Spring AI provides integrations with Google Vertex (which is about to be removed from the project since Google deprecated the service) and Google Gemini. As far as I know, Gemini itself doesn't provide speech-related capabilities.
@ThomasVitale : The PaLM2 models are being deprecated in Google, and recommendation is to switch to Gemini models https://ai.google.dev/palm_docs/palm
PaLM2 support is to be removed from SpringAI.

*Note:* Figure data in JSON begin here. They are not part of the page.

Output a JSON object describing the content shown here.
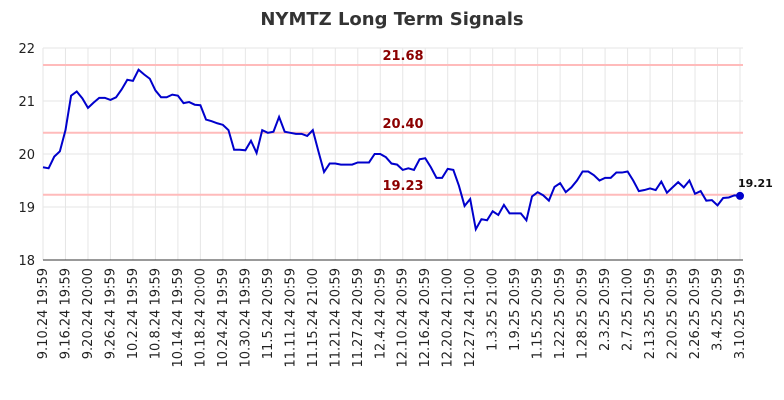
{
  "chart_data": {
    "type": "line",
    "title": "NYMTZ Long Term Signals",
    "categories": [
      "9.10.24 19:59",
      null,
      null,
      null,
      "9.16.24 19:59",
      null,
      null,
      null,
      "9.20.24 20:00",
      null,
      null,
      null,
      "9.26.24 19:59",
      null,
      null,
      null,
      "10.2.24 19:59",
      null,
      null,
      null,
      "10.8.24 19:59",
      null,
      null,
      null,
      "10.14.24 19:59",
      null,
      null,
      null,
      "10.18.24 20:00",
      null,
      null,
      null,
      "10.24.24 19:59",
      null,
      null,
      null,
      "10.30.24 19:59",
      null,
      null,
      null,
      "11.5.24 20:59",
      null,
      null,
      null,
      "11.11.24 20:59",
      null,
      null,
      null,
      "11.15.24 21:00",
      null,
      null,
      null,
      "11.21.24 20:59",
      null,
      null,
      null,
      "11.27.24 20:59",
      null,
      null,
      null,
      "12.4.24 20:59",
      null,
      null,
      null,
      "12.10.24 20:59",
      null,
      null,
      null,
      "12.16.24 20:59",
      null,
      null,
      null,
      "12.20.24 21:00",
      null,
      null,
      null,
      "12.27.24 21:00",
      null,
      null,
      null,
      "1.3.25 21:00",
      null,
      null,
      null,
      "1.9.25 20:59",
      null,
      null,
      null,
      "1.15.25 20:59",
      null,
      null,
      null,
      "1.22.25 20:59",
      null,
      null,
      null,
      "1.28.25 20:59",
      null,
      null,
      null,
      "2.3.25 20:59",
      null,
      null,
      null,
      "2.7.25 21:00",
      null,
      null,
      null,
      "2.13.25 20:59",
      null,
      null,
      null,
      "2.20.25 20:59",
      null,
      null,
      null,
      "2.26.25 20:59",
      null,
      null,
      null,
      "3.4.25 20:59",
      null,
      null,
      null,
      "3.10.25 19:59"
    ],
    "series": [
      {
        "name": "NYMTZ",
        "color": "#0000cc",
        "values": [
          19.75,
          19.73,
          19.95,
          20.05,
          20.45,
          21.1,
          21.18,
          21.05,
          20.87,
          20.97,
          21.06,
          21.06,
          21.02,
          21.07,
          21.22,
          21.4,
          21.38,
          21.59,
          21.5,
          21.42,
          21.2,
          21.07,
          21.07,
          21.12,
          21.1,
          20.96,
          20.98,
          20.93,
          20.92,
          20.65,
          20.62,
          20.58,
          20.55,
          20.45,
          20.08,
          20.08,
          20.07,
          20.25,
          20.02,
          20.45,
          20.4,
          20.42,
          20.7,
          20.42,
          20.4,
          20.38,
          20.38,
          20.34,
          20.45,
          20.05,
          19.66,
          19.82,
          19.82,
          19.8,
          19.8,
          19.8,
          19.84,
          19.84,
          19.84,
          20.0,
          20.0,
          19.94,
          19.82,
          19.8,
          19.7,
          19.73,
          19.7,
          19.9,
          19.92,
          19.75,
          19.55,
          19.55,
          19.72,
          19.7,
          19.4,
          19.02,
          19.15,
          18.58,
          18.77,
          18.75,
          18.92,
          18.85,
          19.04,
          18.88,
          18.88,
          18.88,
          18.75,
          19.2,
          19.28,
          19.22,
          19.12,
          19.38,
          19.45,
          19.28,
          19.37,
          19.5,
          19.67,
          19.67,
          19.6,
          19.5,
          19.55,
          19.55,
          19.65,
          19.65,
          19.67,
          19.5,
          19.3,
          19.32,
          19.35,
          19.32,
          19.48,
          19.27,
          19.37,
          19.47,
          19.37,
          19.5,
          19.25,
          19.3,
          19.12,
          19.13,
          19.03,
          19.17,
          19.18,
          19.22,
          19.21
        ]
      }
    ],
    "reference_lines": [
      {
        "value": 21.68,
        "label": "21.68"
      },
      {
        "value": 20.4,
        "label": "20.40"
      },
      {
        "value": 19.23,
        "label": "19.23"
      }
    ],
    "reference_color": "#ffbbbb",
    "reference_label_color": "#8b0000",
    "ylim": [
      18,
      22
    ],
    "yticks": [
      18,
      19,
      20,
      21,
      22
    ],
    "grid": true
  }
}
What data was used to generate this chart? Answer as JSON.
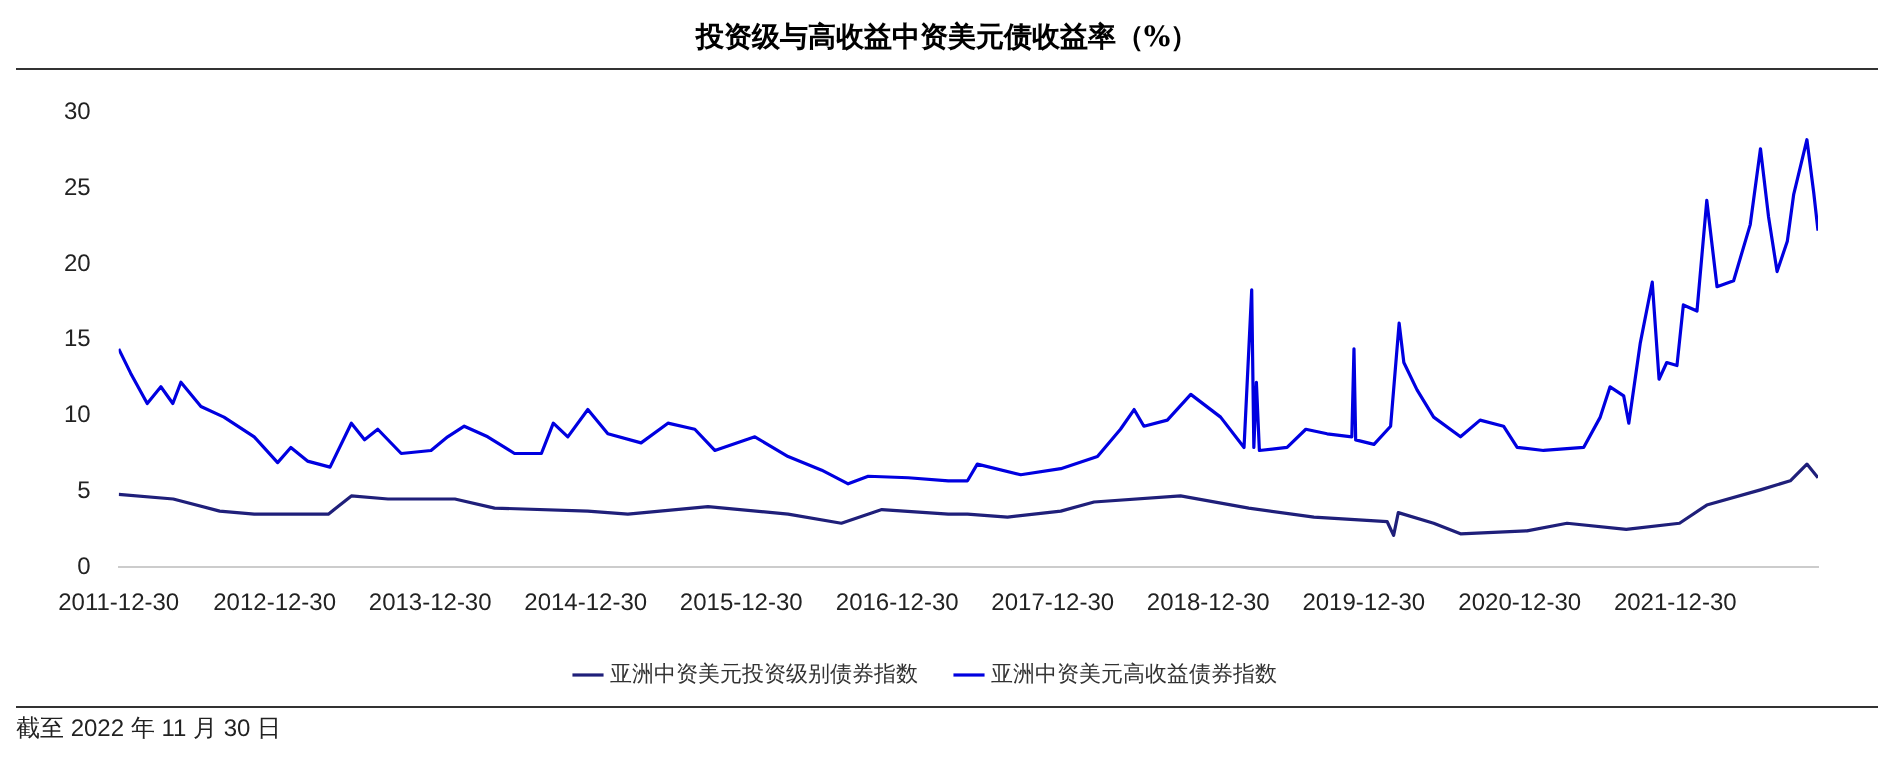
{
  "chart_data": {
    "type": "line",
    "title": "投资级与高收益中资美元债收益率（%）",
    "xlim": [
      "2011-12-30",
      "2022-11-30"
    ],
    "xticks": [
      "2011-12-30",
      "2012-12-30",
      "2013-12-30",
      "2014-12-30",
      "2015-12-30",
      "2016-12-30",
      "2017-12-30",
      "2018-12-30",
      "2019-12-30",
      "2020-12-30",
      "2021-12-30"
    ],
    "ylim": [
      0,
      30
    ],
    "yticks": [
      0,
      5,
      10,
      15,
      20,
      25,
      30
    ],
    "grid": false,
    "legend": "bottom",
    "marker": "none",
    "line_style": "solid",
    "annotations": [
      "截至 2022 年 11 月 30 日"
    ],
    "series": [
      {
        "name": "亚洲中资美元投资级别债券指数",
        "color": "#1f1f7a",
        "x": [
          "2011-12-30",
          "2012-05-06",
          "2012-08-23",
          "2012-11-12",
          "2013-05-05",
          "2013-06-28",
          "2013-09-22",
          "2014-02-26",
          "2014-05-30",
          "2015-01-04",
          "2015-04-08",
          "2015-10-13",
          "2016-04-18",
          "2016-08-21",
          "2016-11-24",
          "2017-04-29",
          "2017-06-13",
          "2017-09-15",
          "2018-01-18",
          "2018-04-06",
          "2018-10-26",
          "2019-04-04",
          "2019-09-04",
          "2020-02-23",
          "2020-03-09",
          "2020-03-20",
          "2020-06-11",
          "2020-08-13",
          "2021-01-16",
          "2021-04-20",
          "2021-09-06",
          "2022-01-09",
          "2022-03-14",
          "2022-07-18",
          "2022-09-26",
          "2022-11-04",
          "2022-11-30"
        ],
        "values": [
          4.8,
          4.5,
          3.7,
          3.5,
          3.5,
          4.7,
          4.5,
          4.5,
          3.9,
          3.7,
          3.5,
          4.0,
          3.5,
          2.9,
          3.8,
          3.5,
          3.5,
          3.3,
          3.7,
          4.3,
          4.7,
          3.9,
          3.3,
          3.0,
          2.1,
          3.6,
          2.9,
          2.2,
          2.4,
          2.9,
          2.5,
          2.9,
          4.1,
          5.1,
          5.7,
          6.8,
          5.9
        ]
      },
      {
        "name": "亚洲中资美元高收益债券指数",
        "color": "#0000e0",
        "x": [
          "2011-12-30",
          "2012-01-27",
          "2012-03-06",
          "2012-04-07",
          "2012-05-05",
          "2012-05-24",
          "2012-07-10",
          "2012-09-02",
          "2012-11-12",
          "2013-01-06",
          "2013-02-06",
          "2013-03-17",
          "2013-05-09",
          "2013-06-28",
          "2013-07-29",
          "2013-08-29",
          "2013-10-23",
          "2014-01-01",
          "2014-02-09",
          "2014-03-20",
          "2014-05-14",
          "2014-07-16",
          "2014-09-17",
          "2014-10-15",
          "2014-11-18",
          "2015-01-04",
          "2015-02-20",
          "2015-05-09",
          "2015-07-11",
          "2015-09-12",
          "2015-10-29",
          "2016-01-31",
          "2016-04-18",
          "2016-07-06",
          "2016-09-06",
          "2016-10-23",
          "2017-01-25",
          "2017-04-29",
          "2017-06-13",
          "2017-07-06",
          "2017-10-16",
          "2018-01-18",
          "2018-04-14",
          "2018-06-07",
          "2018-07-09",
          "2018-08-01",
          "2018-09-25",
          "2018-11-19",
          "2019-01-28",
          "2019-03-24",
          "2019-04-11",
          "2019-04-16",
          "2019-04-22",
          "2019-04-29",
          "2019-07-03",
          "2019-08-16",
          "2019-10-05",
          "2019-12-02",
          "2019-12-07",
          "2019-12-11",
          "2020-01-23",
          "2020-03-02",
          "2020-03-22",
          "2020-04-02",
          "2020-05-03",
          "2020-06-11",
          "2020-08-13",
          "2020-09-28",
          "2020-11-22",
          "2020-12-24",
          "2021-02-24",
          "2021-05-29",
          "2021-07-07",
          "2021-07-30",
          "2021-08-31",
          "2021-09-12",
          "2021-10-09",
          "2021-11-06",
          "2021-11-22",
          "2021-12-10",
          "2022-01-03",
          "2022-01-18",
          "2022-02-19",
          "2022-03-14",
          "2022-04-07",
          "2022-05-16",
          "2022-06-24",
          "2022-07-18",
          "2022-08-06",
          "2022-08-26",
          "2022-09-19",
          "2022-10-04",
          "2022-11-04",
          "2022-11-20",
          "2022-11-30"
        ],
        "values": [
          14.4,
          12.8,
          10.8,
          11.9,
          10.8,
          12.2,
          10.6,
          9.9,
          8.6,
          6.9,
          7.9,
          7.0,
          6.6,
          9.5,
          8.4,
          9.1,
          7.5,
          7.7,
          8.6,
          9.3,
          8.6,
          7.5,
          7.5,
          9.5,
          8.6,
          10.4,
          8.8,
          8.2,
          9.5,
          9.1,
          7.7,
          8.6,
          7.3,
          6.4,
          5.5,
          6.0,
          5.9,
          5.7,
          5.7,
          6.8,
          6.1,
          6.5,
          7.3,
          9.1,
          10.4,
          9.3,
          9.7,
          11.4,
          9.9,
          7.9,
          18.3,
          7.9,
          12.2,
          7.7,
          7.9,
          9.1,
          8.8,
          8.6,
          14.4,
          8.4,
          8.1,
          9.3,
          16.1,
          13.5,
          11.7,
          9.9,
          8.6,
          9.7,
          9.3,
          7.9,
          7.7,
          7.9,
          9.9,
          11.9,
          11.3,
          9.5,
          14.8,
          18.8,
          12.4,
          13.5,
          13.3,
          17.3,
          16.9,
          24.2,
          18.5,
          18.9,
          22.6,
          27.6,
          23.1,
          19.5,
          21.5,
          24.6,
          28.2,
          24.7,
          22.2
        ]
      }
    ]
  }
}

Please see 2 examples of transcribing audio and video data with multimodality, as supported directly by Vertex with Gemini models: https://github.com/ddobrin/gemini-workshop-for-spring-ai-java-developers/blob/main/src/main/java/gemini/workshop/MultimodalAudioExample.java
https://github.com/ddobrin/gemini-workshop-for-spring-ai-java-developers/blob/main/src/main/java/gemini/workshop/MultimodalVideoExample.java
I've renamed the issue to be a request to support the Cognitive Services Speech SDK - which has a different feature set than that offered by OpenAI Transcription models such as whisper.
The original request mentions " audio input from website./ mobile device.." there is a big difference, as it seems like the azure speech sdk has an android and ios support - which is not the domain of Spring AI.
While we currently have base AI model support for transcription, we do not have a portable service abstraction, like a TranscriptionModel and a possibly related TranscriptionClient. This issue is related in this regard. https://github.com/spring-projects/spring-ai/issues/1478
I asked chatgpt compare whisper and the speech sdk to understand the differences better. Here is the output.
Here is a summary of the differences.
⚖️ Comparison Summary
| Feature | Azure Speech SDK | OpenAI Whisper Model via Azure AI Services |
|---|---|---|
| Real-time transcription | ✅ Supported | ❌ Not supported |
| Batch transcription | ✅ Supported | ✅ Supported |
| Language support | 🌐 100+ languages and dialects | 🗣️ Multiple languages (output in English) |
| Customization | 🎯 Custom models supported | ❌ Not customizable |
| Speaker diarization | ✅ Supported | ✅ Supported (via Azure AI Speech) |
| Translation | ✅ Real-time speech translation | ✅ Speech-to-English only |
| Integration | 🛠️ SDKs for many platforms/languages | 🌐 REST API via Azure AI/OpenAI Services |
📝 Choosing the Right Tool
Use Azure Cognitive Services Speech SDK if:
- You need real-time transcription or translation.
- You want broad language support across 100+ languages and dialects.
- Your app requires custom speech models tailored to your domain.
- You're building interactive voice-enabled applications or services.
Use OpenAI Whisper Model via Azure if:
- You're processing large batches of pre-recorded audio.
- You need robust transcription that handles accents, noise, and informal speech.
- Your main goal is to transcribe or translate audio into English.
- You prefer using Azure AI for asynchronous speech-to-text workloads.